Наконец Вангер оторвался от экрана компьютера. Микаэль вдруг увидел, что старик стал буквально серого цвета. Журналист испугался и положил руку на его плечо. Но Хенрик жестом показал, что все в порядке. Некоторое время он сидел молча.
– Черт побери! Ты сделал то, что я считал невозможным. Ты обнаружил нечто совершенно новое… Что ты собираешься делать дальше?
– Я должен найти этот снимок, если он еще существует.
Микаэль ни слова не упомянул о лице в окне и своих подозрениях относительно Сесилии. Что, конечно же, свидетельствовало о том, что он отнюдь не был объективным частным сыщиком.
Когда Микаэль снова вышел на улицу, Харальд Вангер уже, скорее всего, уполз обратно в свое логово. Завернув за угол, Микаэль обнаружил, что на крыльце его домика кто-то сидит к нему спиной и читает газету. На секунду ему померещилось, что это Сесилия Вангер. Но он сразу же понял, что это не так. На ступеньках сидела темноволосая девушка, и, только подойдя поближе, Блумквист узнал ее.
– Привет, папа, – сказала Пернилла Абрахамссон.
Микаэль крепко обнял дочь.
– Как, скажи на милость, ты здесь очутилась?
– Естественно, приехала из дома. По дороге в Шеллефтео[75]
. Я только переночевать.– А как ты меня нашла?
– Мама знала, где ты находишься. Я спросила в кафе, где ты обитаешь, и меня направили сюда. Ты что, мне не рад?
– Конечно, я очень рад. Заходи. Если бы ты предупредила, я бы купил чего-нибудь вкусного.
– Я решила остановиться здесь случайно; ничего такого не планировала. Но мне очень хотелось поздравить тебя с выходом из тюрьмы. А ты так и не позвонил…
– Извини.
– Да ничего страшного. Мама говорит, что ты вечно погружен в свои мысли.

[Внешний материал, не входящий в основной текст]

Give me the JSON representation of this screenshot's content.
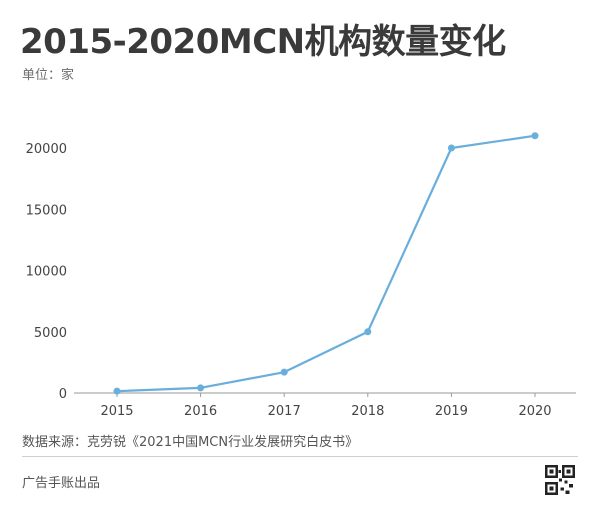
{
  "header": {
    "title": "2015-2020MCN机构数量变化",
    "unit": "单位：家"
  },
  "footer": {
    "source": "数据来源：克劳锐《2021中国MCN行业发展研究白皮书》",
    "brand": "广告手账出品",
    "qr_icon": "qr-code-icon"
  },
  "chart_data": {
    "type": "line",
    "title": "2015-2020MCN机构数量变化",
    "xlabel": "",
    "ylabel": "单位：家",
    "categories": [
      "2015",
      "2016",
      "2017",
      "2018",
      "2019",
      "2020"
    ],
    "values": [
      150,
      420,
      1700,
      5000,
      20000,
      21000
    ],
    "ylim": [
      0,
      20000
    ],
    "yticks": [
      0,
      5000,
      10000,
      15000,
      20000
    ],
    "grid": false,
    "color": "#6aaedc"
  }
}
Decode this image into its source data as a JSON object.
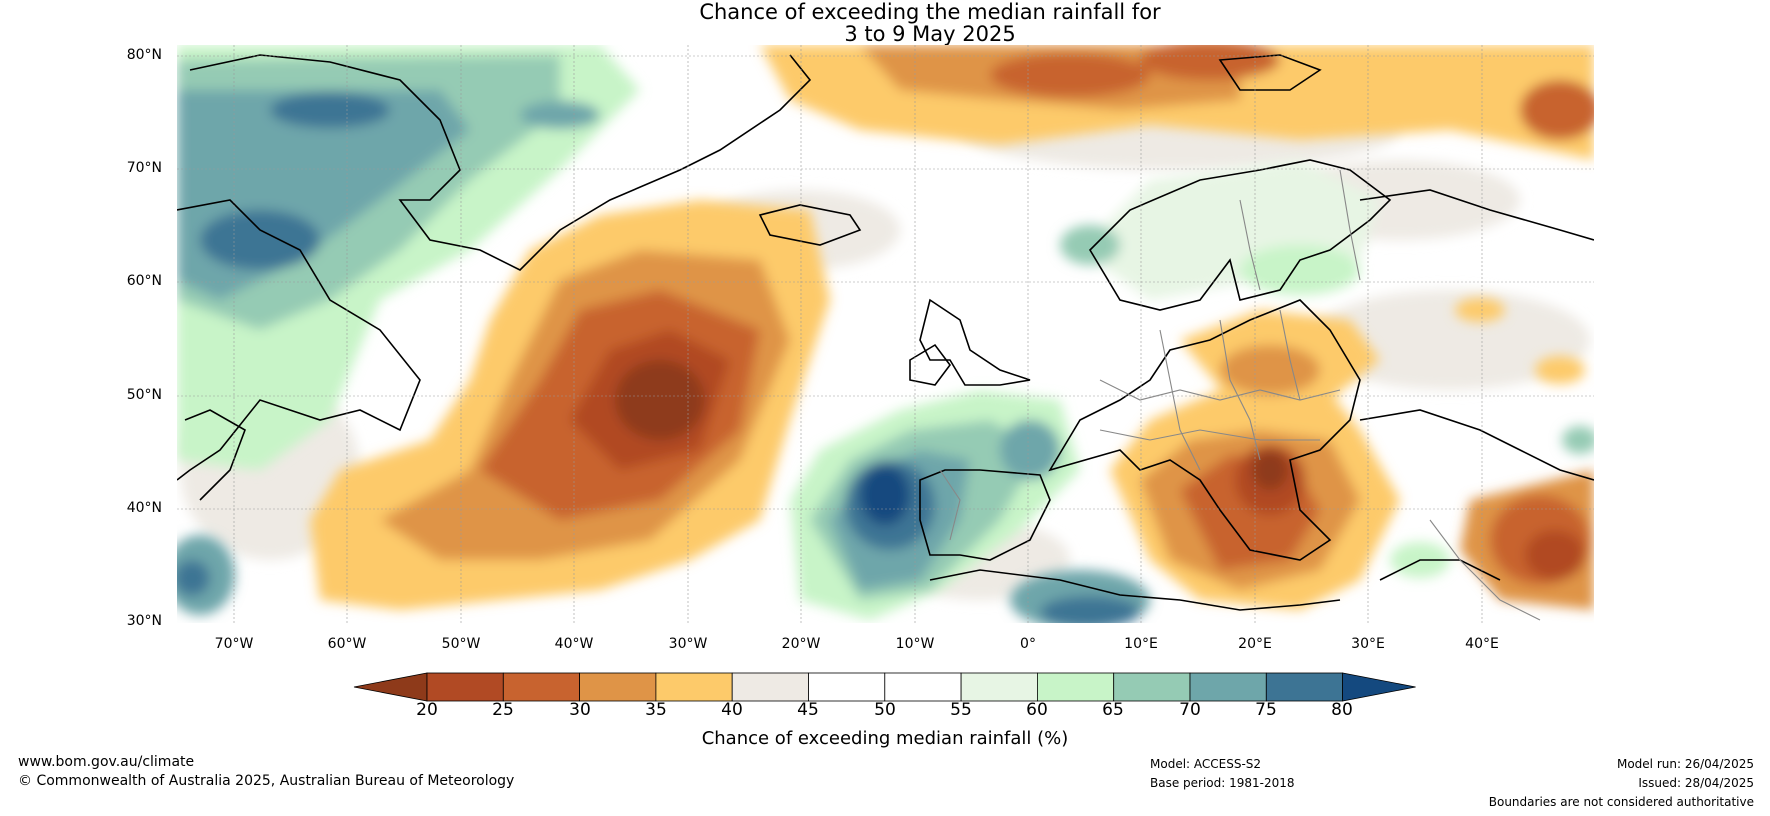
{
  "title": {
    "line1": "Chance of exceeding the median rainfall for",
    "line2": "3 to 9 May 2025"
  },
  "lat_labels": [
    "80°N",
    "70°N",
    "60°N",
    "50°N",
    "40°N",
    "30°N"
  ],
  "lon_labels": [
    "70°W",
    "60°W",
    "50°W",
    "40°W",
    "30°W",
    "20°W",
    "10°W",
    "0°",
    "10°E",
    "20°E",
    "30°E",
    "40°E"
  ],
  "colorbar": {
    "ticks": [
      "20",
      "25",
      "30",
      "35",
      "40",
      "45",
      "50",
      "55",
      "60",
      "65",
      "70",
      "75",
      "80"
    ],
    "colors": [
      "#8e3a1a",
      "#b14a24",
      "#c8632f",
      "#df9447",
      "#fdca6a",
      "#eeeae4",
      "#ffffff",
      "#ffffff",
      "#e7f5e4",
      "#c8f4c8",
      "#95cbb4",
      "#6ea6aa",
      "#3d7494",
      "#14497f"
    ],
    "label": "Chance of exceeding median rainfall (%)"
  },
  "footer": {
    "website": "www.bom.gov.au/climate",
    "copyright": "© Commonwealth of Australia 2025, Australian Bureau of Meteorology",
    "model": "Model: ACCESS-S2",
    "base_period": "Base period: 1981-2018",
    "model_run": "Model run: 26/04/2025",
    "issued": "Issued: 28/04/2025",
    "disclaimer": "Boundaries are not considered authoritative"
  }
}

– Значит, вот какого она мнения обо мне?
– Приблизительно. Но это не имеет значения. Я тебя все равно люблю.
– Я тоже тебя люблю, но ты знаешь…
– Знаю. Но мне кажется, что я уже достаточно взрослая.
Микаэль заварил чай и достал печенье. До него дошло, что дочь действительно права. Она уже не маленькая девочка, ей почти семнадцать лет; еще немного – и она станет взрослой женщиной. Пора бы ему прекратить обращаться с ней, как с малым неразумным дитем.
– Ну и как тебе?
– Что именно?
– Тюрьма.
Микаэль рассмеялся:
– Ты не поверишь, если я скажу, что воспринял свое пребывание там как оплаченный отпуск, во время которого получил возможность размышлять и писать…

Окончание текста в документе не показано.